Bloodworth and Police Chief Ken Williams both stated that in Georgia alone, the shortage of officers reaches some 7,000 vacancies, particularly in Atlanta. Those figures came directly from Georgia Police Officer Standards and Training Council.
Bloodworth also noted that in Hazlehurst, officers often leave for a variety of reasons including to make more money, have a better position or work with a K-9 unit, as HPD no longer has one. He also pointed out the challenges officers are faced with in today’s society, saying especially that the public has become “more combative” and “more challenging” because of a “disconnect in communication” between law enforcement agencies and the citizens.
Williams agreed, saying, “This profession, public safety, has been demonized in the media with everything that’s going on. Officers have made mistakes, and it has cost everybody else.”
Bloodworth added, “The old law enforcement profession has become like the old barbershop profession. They are a dying breed.”
One of the most disheartening facts that arose in the meeting is the utter lack of local officers in the HPD.
“We have four officers to cover the city,” Bloodworth said. “And we have nobody wanting to come in.”
That’s four officers for 24 hours a day, 365 days a year, noted Captain James Mock, who has been with the HPD several years. He said that he and Williams both work shifts because of the shortage of patrol officers, stating, “The four we have now are getting worn out and stressed because they don’t see any end in sight.”
Mock also said that it’s a “dangerous situation” with so few officers, and that he and Williams struggle with the shortage every day, calling it gut-wrenching and that it “sits heavy on our hearts.”

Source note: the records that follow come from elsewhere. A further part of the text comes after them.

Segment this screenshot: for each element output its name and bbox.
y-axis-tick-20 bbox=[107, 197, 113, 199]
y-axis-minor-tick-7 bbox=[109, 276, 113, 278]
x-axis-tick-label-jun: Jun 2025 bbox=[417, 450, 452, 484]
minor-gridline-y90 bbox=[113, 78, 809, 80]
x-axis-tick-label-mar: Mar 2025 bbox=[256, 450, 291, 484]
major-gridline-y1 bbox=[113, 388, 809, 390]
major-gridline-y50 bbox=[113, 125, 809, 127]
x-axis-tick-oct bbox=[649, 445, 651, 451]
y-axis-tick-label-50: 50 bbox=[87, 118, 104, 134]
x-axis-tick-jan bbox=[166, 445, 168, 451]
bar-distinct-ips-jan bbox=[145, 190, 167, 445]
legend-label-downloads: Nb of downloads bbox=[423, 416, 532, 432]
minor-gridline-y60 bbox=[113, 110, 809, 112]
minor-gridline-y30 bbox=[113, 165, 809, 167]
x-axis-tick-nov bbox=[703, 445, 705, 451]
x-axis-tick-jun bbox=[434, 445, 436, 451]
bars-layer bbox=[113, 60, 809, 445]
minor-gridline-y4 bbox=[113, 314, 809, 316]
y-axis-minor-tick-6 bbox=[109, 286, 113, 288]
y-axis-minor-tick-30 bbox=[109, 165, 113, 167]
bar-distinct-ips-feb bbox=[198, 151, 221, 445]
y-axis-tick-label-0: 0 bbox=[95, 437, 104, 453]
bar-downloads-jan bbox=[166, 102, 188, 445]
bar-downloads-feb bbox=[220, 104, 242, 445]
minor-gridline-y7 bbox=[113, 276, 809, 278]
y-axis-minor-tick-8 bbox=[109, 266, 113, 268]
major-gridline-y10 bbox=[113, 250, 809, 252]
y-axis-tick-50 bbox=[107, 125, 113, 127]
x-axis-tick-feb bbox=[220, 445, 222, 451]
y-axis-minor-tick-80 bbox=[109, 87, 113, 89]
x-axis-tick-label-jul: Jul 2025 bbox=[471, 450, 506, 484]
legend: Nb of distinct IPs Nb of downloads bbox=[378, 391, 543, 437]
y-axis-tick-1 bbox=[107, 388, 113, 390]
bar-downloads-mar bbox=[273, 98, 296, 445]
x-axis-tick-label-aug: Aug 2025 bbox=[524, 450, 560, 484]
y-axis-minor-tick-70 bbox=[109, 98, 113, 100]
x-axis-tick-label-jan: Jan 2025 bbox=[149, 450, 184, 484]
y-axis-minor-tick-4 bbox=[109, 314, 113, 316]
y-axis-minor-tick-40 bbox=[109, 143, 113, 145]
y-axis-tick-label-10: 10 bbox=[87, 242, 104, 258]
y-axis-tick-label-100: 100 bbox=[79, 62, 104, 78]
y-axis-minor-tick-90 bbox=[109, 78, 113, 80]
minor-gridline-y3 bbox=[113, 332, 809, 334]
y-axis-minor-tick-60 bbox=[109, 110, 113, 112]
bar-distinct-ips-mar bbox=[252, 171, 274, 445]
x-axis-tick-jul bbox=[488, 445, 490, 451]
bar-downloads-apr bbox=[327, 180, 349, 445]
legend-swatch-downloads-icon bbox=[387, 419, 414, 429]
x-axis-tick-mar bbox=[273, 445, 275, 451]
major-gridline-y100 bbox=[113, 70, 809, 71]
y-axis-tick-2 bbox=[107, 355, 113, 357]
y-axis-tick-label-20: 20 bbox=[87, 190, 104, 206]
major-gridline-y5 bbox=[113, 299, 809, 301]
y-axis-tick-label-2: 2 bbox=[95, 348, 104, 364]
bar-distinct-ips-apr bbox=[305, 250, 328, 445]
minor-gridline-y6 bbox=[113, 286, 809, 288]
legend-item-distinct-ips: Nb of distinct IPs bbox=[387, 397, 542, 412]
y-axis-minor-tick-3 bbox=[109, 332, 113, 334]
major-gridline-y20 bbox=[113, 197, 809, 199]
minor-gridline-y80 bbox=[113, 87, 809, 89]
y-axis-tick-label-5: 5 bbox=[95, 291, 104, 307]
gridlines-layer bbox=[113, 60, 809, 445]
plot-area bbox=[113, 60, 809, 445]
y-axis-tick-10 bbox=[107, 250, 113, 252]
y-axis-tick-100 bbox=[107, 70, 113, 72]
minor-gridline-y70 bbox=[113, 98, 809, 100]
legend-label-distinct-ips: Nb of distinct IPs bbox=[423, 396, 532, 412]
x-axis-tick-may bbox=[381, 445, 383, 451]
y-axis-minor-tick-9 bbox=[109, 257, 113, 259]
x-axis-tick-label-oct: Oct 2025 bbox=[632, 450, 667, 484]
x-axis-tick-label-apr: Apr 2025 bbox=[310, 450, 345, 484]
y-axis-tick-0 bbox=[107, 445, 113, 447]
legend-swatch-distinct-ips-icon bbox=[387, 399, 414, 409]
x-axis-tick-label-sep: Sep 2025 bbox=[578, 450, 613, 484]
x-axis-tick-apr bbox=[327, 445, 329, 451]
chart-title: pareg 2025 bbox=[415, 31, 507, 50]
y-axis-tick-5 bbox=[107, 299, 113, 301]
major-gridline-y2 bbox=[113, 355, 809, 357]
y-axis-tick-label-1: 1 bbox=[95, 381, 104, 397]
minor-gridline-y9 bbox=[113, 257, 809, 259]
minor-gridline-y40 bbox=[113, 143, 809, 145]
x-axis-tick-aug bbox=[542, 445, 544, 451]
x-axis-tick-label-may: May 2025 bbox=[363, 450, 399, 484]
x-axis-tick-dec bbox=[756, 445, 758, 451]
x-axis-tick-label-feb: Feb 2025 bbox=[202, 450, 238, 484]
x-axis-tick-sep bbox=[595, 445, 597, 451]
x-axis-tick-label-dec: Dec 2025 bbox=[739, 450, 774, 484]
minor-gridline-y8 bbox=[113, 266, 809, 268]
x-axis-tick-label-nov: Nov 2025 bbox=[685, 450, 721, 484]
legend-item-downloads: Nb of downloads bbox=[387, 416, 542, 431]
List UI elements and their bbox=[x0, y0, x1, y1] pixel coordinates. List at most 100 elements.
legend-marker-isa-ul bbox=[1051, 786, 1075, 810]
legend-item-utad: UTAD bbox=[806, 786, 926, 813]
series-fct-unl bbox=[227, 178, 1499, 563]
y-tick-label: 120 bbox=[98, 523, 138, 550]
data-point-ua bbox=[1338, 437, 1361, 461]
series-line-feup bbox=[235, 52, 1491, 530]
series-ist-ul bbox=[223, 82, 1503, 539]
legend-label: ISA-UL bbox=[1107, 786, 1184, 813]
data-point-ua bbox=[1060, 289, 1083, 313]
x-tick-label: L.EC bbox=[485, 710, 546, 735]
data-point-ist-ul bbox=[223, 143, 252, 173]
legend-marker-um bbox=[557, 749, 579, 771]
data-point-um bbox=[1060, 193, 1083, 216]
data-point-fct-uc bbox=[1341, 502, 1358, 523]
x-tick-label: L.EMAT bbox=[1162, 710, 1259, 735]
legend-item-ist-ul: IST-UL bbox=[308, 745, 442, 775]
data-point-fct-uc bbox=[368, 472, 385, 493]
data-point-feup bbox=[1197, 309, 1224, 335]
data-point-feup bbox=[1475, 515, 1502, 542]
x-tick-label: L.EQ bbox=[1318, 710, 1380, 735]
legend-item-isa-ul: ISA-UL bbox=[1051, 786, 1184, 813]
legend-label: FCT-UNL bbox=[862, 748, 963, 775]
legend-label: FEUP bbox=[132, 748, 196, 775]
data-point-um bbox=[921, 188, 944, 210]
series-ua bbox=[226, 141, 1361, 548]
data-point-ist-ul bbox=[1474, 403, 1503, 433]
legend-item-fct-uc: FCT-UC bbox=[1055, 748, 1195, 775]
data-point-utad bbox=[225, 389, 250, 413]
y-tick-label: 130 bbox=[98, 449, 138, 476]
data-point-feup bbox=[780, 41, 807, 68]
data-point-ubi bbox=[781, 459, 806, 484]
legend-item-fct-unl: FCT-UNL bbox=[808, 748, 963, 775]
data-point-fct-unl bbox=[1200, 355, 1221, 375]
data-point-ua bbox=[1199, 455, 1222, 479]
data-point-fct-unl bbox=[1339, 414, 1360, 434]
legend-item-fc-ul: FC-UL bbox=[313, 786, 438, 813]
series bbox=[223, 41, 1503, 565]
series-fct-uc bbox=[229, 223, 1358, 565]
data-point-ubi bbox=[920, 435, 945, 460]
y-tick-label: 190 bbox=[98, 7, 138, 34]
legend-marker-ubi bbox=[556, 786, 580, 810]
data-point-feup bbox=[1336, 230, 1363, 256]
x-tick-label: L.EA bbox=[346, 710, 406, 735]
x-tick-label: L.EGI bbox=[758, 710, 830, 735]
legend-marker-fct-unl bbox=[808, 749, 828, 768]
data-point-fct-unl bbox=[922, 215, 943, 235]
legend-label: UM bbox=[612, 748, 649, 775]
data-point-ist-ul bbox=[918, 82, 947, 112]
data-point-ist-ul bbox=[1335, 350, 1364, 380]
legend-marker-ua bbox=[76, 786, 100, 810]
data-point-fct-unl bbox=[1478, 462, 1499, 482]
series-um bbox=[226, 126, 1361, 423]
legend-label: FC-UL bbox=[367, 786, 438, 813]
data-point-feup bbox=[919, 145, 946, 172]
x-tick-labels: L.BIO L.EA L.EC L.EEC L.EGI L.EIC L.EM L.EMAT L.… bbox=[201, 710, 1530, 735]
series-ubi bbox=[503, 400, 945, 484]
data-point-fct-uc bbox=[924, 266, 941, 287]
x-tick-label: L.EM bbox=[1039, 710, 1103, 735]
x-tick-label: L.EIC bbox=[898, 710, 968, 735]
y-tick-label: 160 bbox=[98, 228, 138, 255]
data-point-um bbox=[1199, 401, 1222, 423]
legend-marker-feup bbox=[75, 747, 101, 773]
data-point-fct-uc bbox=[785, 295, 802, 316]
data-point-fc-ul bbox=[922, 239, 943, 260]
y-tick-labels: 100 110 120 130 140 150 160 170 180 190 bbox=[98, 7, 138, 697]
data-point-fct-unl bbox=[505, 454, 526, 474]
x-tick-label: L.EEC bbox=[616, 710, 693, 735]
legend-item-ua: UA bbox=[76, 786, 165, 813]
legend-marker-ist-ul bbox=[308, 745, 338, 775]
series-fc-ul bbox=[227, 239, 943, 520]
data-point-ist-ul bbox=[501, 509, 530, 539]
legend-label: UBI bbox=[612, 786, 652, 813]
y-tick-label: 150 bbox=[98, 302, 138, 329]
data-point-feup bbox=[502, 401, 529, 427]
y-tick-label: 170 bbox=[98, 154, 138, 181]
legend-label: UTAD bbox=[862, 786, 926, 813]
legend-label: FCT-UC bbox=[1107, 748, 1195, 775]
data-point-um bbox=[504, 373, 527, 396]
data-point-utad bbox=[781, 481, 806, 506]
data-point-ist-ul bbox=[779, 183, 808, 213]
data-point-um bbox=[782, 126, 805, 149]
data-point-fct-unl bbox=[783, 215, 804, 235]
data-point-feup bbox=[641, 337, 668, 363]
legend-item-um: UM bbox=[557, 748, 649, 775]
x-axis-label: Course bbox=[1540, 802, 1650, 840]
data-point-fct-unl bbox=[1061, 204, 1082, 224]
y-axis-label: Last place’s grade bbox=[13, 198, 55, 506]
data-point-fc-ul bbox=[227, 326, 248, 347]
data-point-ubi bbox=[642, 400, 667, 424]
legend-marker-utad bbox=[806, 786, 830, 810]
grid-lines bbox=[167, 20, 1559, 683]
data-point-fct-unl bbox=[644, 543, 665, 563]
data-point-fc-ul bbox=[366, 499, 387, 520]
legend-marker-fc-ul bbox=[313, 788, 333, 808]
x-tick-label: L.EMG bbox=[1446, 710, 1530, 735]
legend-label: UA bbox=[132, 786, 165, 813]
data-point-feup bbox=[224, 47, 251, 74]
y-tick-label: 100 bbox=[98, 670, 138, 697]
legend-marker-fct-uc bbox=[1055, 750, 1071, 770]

“We are really taking this personally,” Mock said. “We’re old school. We’re public servants … if the locals ever get to see the city through the windshield of a patrol car, just one good shift, it would shock you what goes on and what we see and what we deal with.”
Williams said his department has reached out to regional police academies, technical schools and other resources for ideal candidates, but that few are even signing up to go to training. He added that the numbers are down at the original police academy in Tifton, and that of the candidates that apply, he has been told that the quality is not as high as it used to be.
Williams also intoned, “One of the challenges now is that we’re all looking at the same [good] candidates, basically we’re all fishing in the same pond, and looking at the same people who are coming out [of the schools] to meet the demand of the officers. It’s basically who has the best incentives.”
The chief also noted that officers are looking at what they’re going to make an hour and not other incentives such as retirement or job security. Currently HPD officers are making $18-22 per hour, but he is proposing upping the starting pay to $21-25 per hour.
With Ward 2 Councilman John Ramay, who attended the meeting by telephone, stating that the city needs further studies into drawing quality officers to the force, Bloodworth added that the City is “looking for someone who knows how to treat the citizens, get out and understand to not push their weight and power on people, and don’t talk down to folks.”
Noting the upcoming 2023-24 budget that will begin on July 1, Mayor Bayne Stone summed up the meeting, saying, “It’s a complicated situation that’s not easily solved … let’s begin to look and work as hard as we can.”
Hazlehurst has to offer competitive salaries and benefits. Truth is the crime and civic need for local law enforcement is as great here as in larger GA municipities. You don’t use needed funds to study, you use it to increase salary to entice the best officers that Chief Williams is interested in bringing to Hazlehurst. We cannot have what we are not willing to pay and provide.